ISI Mag – Quelle est la méthodologie de Pharnext ?

Pr Daniel Cohen – Pharnext a pour stratégie de combiner plusieurs molécules déjà présentes sur le marché pour lancer des traitements innovants, en les repositionnant dans de nouvelles indications, comme la maladie de Charcot et d’Alzheimer par exemple. Concernant le Covid-19, nous disposons de très peu de données sur les malades car elles ne sont pas collectées de façon systématique pour l’instant. Comment le virus interagit avec la cellule ? Le Covid-19 est un virus à ARN (version simplifiée de l’ADN). Son génome comprend une dizaine de gènes. Le virus s’accroche aux cellules pour les infecter grâce aux protéines de surface (S) qui couronnent l’enveloppe des particules virales. Une fois dans la cellule, le virion utilise la machinerie génétique et se reproduit. Les nouvelles particules virales s’échappent alors de la cellule, poursuivent la réplication sur d’autres cibles dans l’organisme et ainsi de suite… Chez Pharnext on a recherché quels médicaments peuvent bloquer cette interaction et empêcher le virus de se multiplier. Nous avons identifié près de 100 médicaments candidats très courants, qui présentent l’avantage d’être disponibles immédiatement, nul besoin d’attendre des années pour les produire.

ISI Mag – Cela ferait gagner beaucoup de temps ?
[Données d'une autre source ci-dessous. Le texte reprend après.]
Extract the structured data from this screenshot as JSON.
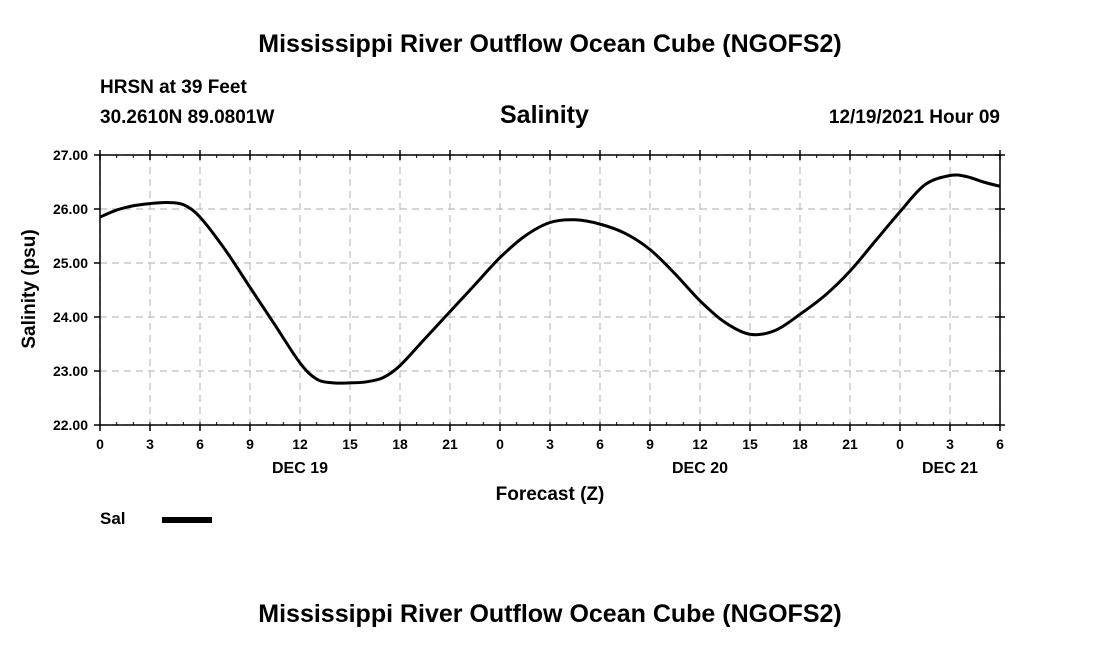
{
  "page": {
    "title_top": "Mississippi River Outflow Ocean Cube (NGOFS2)",
    "title_bottom": "Mississippi River Outflow Ocean Cube (NGOFS2)",
    "station": "HRSN at 39 Feet",
    "location": "30.2610N  89.0801W",
    "datetime": "12/19/2021 Hour 09"
  },
  "chart_data": {
    "type": "line",
    "title": "Salinity",
    "xlabel": "Forecast (Z)",
    "ylabel": "Salinity (psu)",
    "ylim": [
      22.0,
      27.0
    ],
    "xlim": [
      0,
      54
    ],
    "yticks": [
      "22.00",
      "23.00",
      "24.00",
      "25.00",
      "26.00",
      "27.00"
    ],
    "xticks": [
      "0",
      "3",
      "6",
      "9",
      "12",
      "15",
      "18",
      "21",
      "0",
      "3",
      "6",
      "9",
      "12",
      "15",
      "18",
      "21",
      "0",
      "3",
      "6"
    ],
    "day_labels": [
      {
        "hour": 12,
        "label": "DEC 19"
      },
      {
        "hour": 36,
        "label": "DEC 20"
      },
      {
        "hour": 51,
        "label": "DEC 21"
      }
    ],
    "grid": true,
    "legend_placement": "bottom-left",
    "series": [
      {
        "name": "Sal",
        "color": "#000000",
        "x": [
          0,
          1,
          2,
          3,
          4,
          5,
          6,
          7.5,
          9,
          10.5,
          12,
          13,
          14,
          15,
          16,
          17,
          18,
          19.5,
          21,
          22.5,
          24,
          25.5,
          27,
          28.5,
          30,
          31.5,
          33,
          34.5,
          36,
          37.5,
          39,
          40.5,
          42,
          43.5,
          45,
          46.5,
          48,
          49.5,
          51,
          52,
          53,
          54
        ],
        "values": [
          25.85,
          25.98,
          26.06,
          26.1,
          26.12,
          26.08,
          25.85,
          25.25,
          24.55,
          23.85,
          23.15,
          22.85,
          22.78,
          22.78,
          22.8,
          22.88,
          23.1,
          23.6,
          24.1,
          24.6,
          25.1,
          25.5,
          25.75,
          25.8,
          25.72,
          25.55,
          25.25,
          24.8,
          24.3,
          23.9,
          23.68,
          23.75,
          24.05,
          24.4,
          24.85,
          25.4,
          25.95,
          26.45,
          26.62,
          26.6,
          26.5,
          26.42
        ]
      }
    ]
  }
}
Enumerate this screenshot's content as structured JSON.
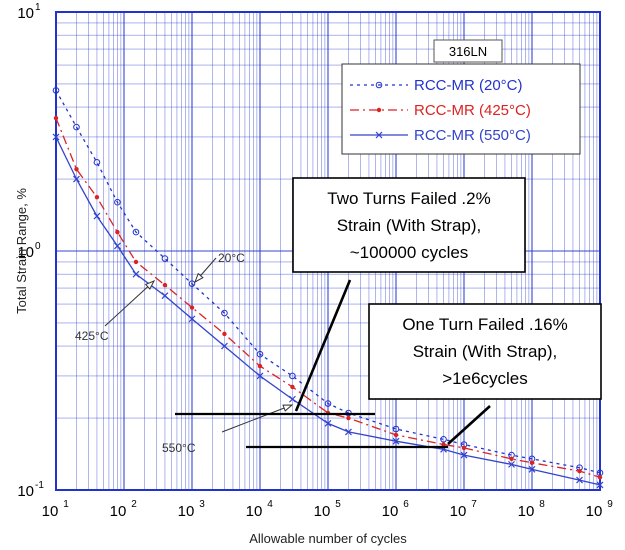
{
  "chart_data": {
    "type": "line",
    "xscale": "log",
    "yscale": "log",
    "xlim": [
      10,
      1000000000
    ],
    "ylim": [
      0.1,
      10
    ],
    "xlabel": "Allowable number of cycles",
    "ylabel": "Total Strain Range, %",
    "grid": true,
    "legend_position": "top-right",
    "x_tick_labels": [
      "10",
      "10",
      "10",
      "10",
      "10",
      "10",
      "10",
      "10",
      "10"
    ],
    "x_tick_exponents": [
      "1",
      "2",
      "3",
      "4",
      "5",
      "6",
      "7",
      "8",
      "9"
    ],
    "y_tick_labels": [
      "10",
      "10",
      "10"
    ],
    "y_tick_exponents": [
      "-1",
      "0",
      "1"
    ],
    "material_label": "316LN",
    "series": [
      {
        "name": "RCC-MR (20°C)",
        "color": "#2233cc",
        "line_style": "dotted",
        "marker": "circle",
        "x": [
          10,
          20,
          40,
          80,
          150,
          400,
          1000,
          3000,
          10000,
          30000,
          100000,
          200000,
          1000000,
          5000000,
          10000000,
          50000000,
          100000000,
          500000000,
          1000000000
        ],
        "y": [
          4.7,
          3.3,
          2.35,
          1.6,
          1.2,
          0.93,
          0.73,
          0.55,
          0.37,
          0.3,
          0.23,
          0.21,
          0.18,
          0.163,
          0.155,
          0.14,
          0.135,
          0.124,
          0.118
        ]
      },
      {
        "name": "RCC-MR (425°C)",
        "color": "#dd2222",
        "line_style": "dash-dot",
        "marker": "dot",
        "x": [
          10,
          20,
          40,
          80,
          150,
          400,
          1000,
          3000,
          10000,
          30000,
          100000,
          200000,
          1000000,
          5000000,
          10000000,
          50000000,
          100000000,
          500000000,
          1000000000
        ],
        "y": [
          3.6,
          2.2,
          1.68,
          1.2,
          0.9,
          0.72,
          0.58,
          0.45,
          0.33,
          0.27,
          0.21,
          0.2,
          0.17,
          0.155,
          0.15,
          0.135,
          0.13,
          0.12,
          0.113
        ]
      },
      {
        "name": "RCC-MR (550°C)",
        "color": "#3344cc",
        "line_style": "solid",
        "marker": "x",
        "x": [
          10,
          20,
          40,
          80,
          150,
          400,
          1000,
          3000,
          10000,
          30000,
          100000,
          200000,
          1000000,
          5000000,
          10000000,
          50000000,
          100000000,
          500000000,
          1000000000
        ],
        "y": [
          3.0,
          2.0,
          1.4,
          1.05,
          0.8,
          0.65,
          0.52,
          0.4,
          0.3,
          0.24,
          0.19,
          0.175,
          0.16,
          0.148,
          0.14,
          0.128,
          0.122,
          0.11,
          0.105
        ]
      }
    ],
    "curve_labels": [
      {
        "text": "20°C",
        "x": 1000,
        "y": 0.73
      },
      {
        "text": "425°C",
        "x": 400,
        "y": 0.72
      },
      {
        "text": "550°C",
        "x": 30000,
        "y": 0.22
      }
    ],
    "callouts": [
      {
        "lines": [
          "Two Turns Failed .2%",
          "Strain (With Strap),",
          "~100000 cycles"
        ],
        "reference_y": 0.2,
        "reference_x_range": [
          10000,
          400000
        ],
        "pointer_to_x": 30000
      },
      {
        "lines": [
          "One Turn Failed .16%",
          "Strain (With Strap),",
          ">1e6cycles"
        ],
        "reference_y": 0.155,
        "reference_x_range": [
          1000,
          5000000
        ],
        "pointer_to_x": 5000000
      }
    ]
  }
}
Pr Daniel Cohen – Comme il s’agit de médicaments courants, de nombreux patients atteints du Covid-19 en prennent. En recueillant tous les dossiers médicaux on connaitra les médicaments que prennent les malades de façon régulière, qui a pris ou non tel médicament, s’il se porte mieux ou pas. Ce test, déjà existant, simple et peu coûteux permet de trier parmi les centaines de médicaments ceux que l’on pense être les plus actifs. Il faut absolument qu’on mutualise tous les dossiers en les anonymisant à l’échelle internationale, le plus vite possible. Ils doivent être informatisés selon un protocole homogène entre tous les pays en précisant bien les médicaments pris par le patient et comment a évolué la maladie Covid-19. Il ne faut pas attendre des mois mais démarrer cette collecte de données dès demain. Des tests et essais cliniques existent déjà grâce à ces données et grâce à ces candidats bien identifiés. La France peut prendre le leadership et entrainer l’Europe dans cette entreprise urgente sans attendre que tout le monde soit d’accord au niveau international. Sinon ça ne se fera jamais. Obtenir des informations des Chinois serait en effet très difficile pour une question de langue et de culture. L’action du ministre de la Santé Olivier Véran, un homme remarquable, avec ses experts scientifiques et des épidémiologistes permettrait de collecter les données de santé de façon informatique. N’étant pas virologiste et ne faisant pas partie du sérail, je ne fais d’ombre à personne. J’espère que le bon sens l’emportera. Le Pr Didier Raoult, éminent infectiologue, Grand prix de l’Inserm en 2010, auteur de 1803 publications (PubMed, 23 mars) que j’admire beaucoup, approuve complètement le principe. La combinaison de chloroquine et de zythromicine étudiée par le Pr Raoult à Marseille a confirmé ce que nous avions identifié. Mais tous les patients ne pourront pas être soignés par cette combinaison. Raison pour laquelle il faut avoir plusieurs cordes à nos arcs.

ISI Mag – L’IA a-t-elle joué un rôle clé pour identifier les médicaments candidats ?

Pr Daniel Cohen – L’Intelligence Artificielle nous aide peu car nous manquons de big data. 75% des médicaments candidats ont été trouvés par l’intelligence humaine. L’IA permettra d’analyser les dossiers médicaux une fois qu’ils auront été collectés et informatisés. Pour analyser les données massives et l’effet sur les patients des médicaments qu’ils prennent déjà il faudra de l’intelligence artificielle. Si on atteint les cent mille personnes contaminées en France nous pourrons analyser ces données médicales et gagner un temps précieux dans l’identification et la combinaison de traitements efficaces.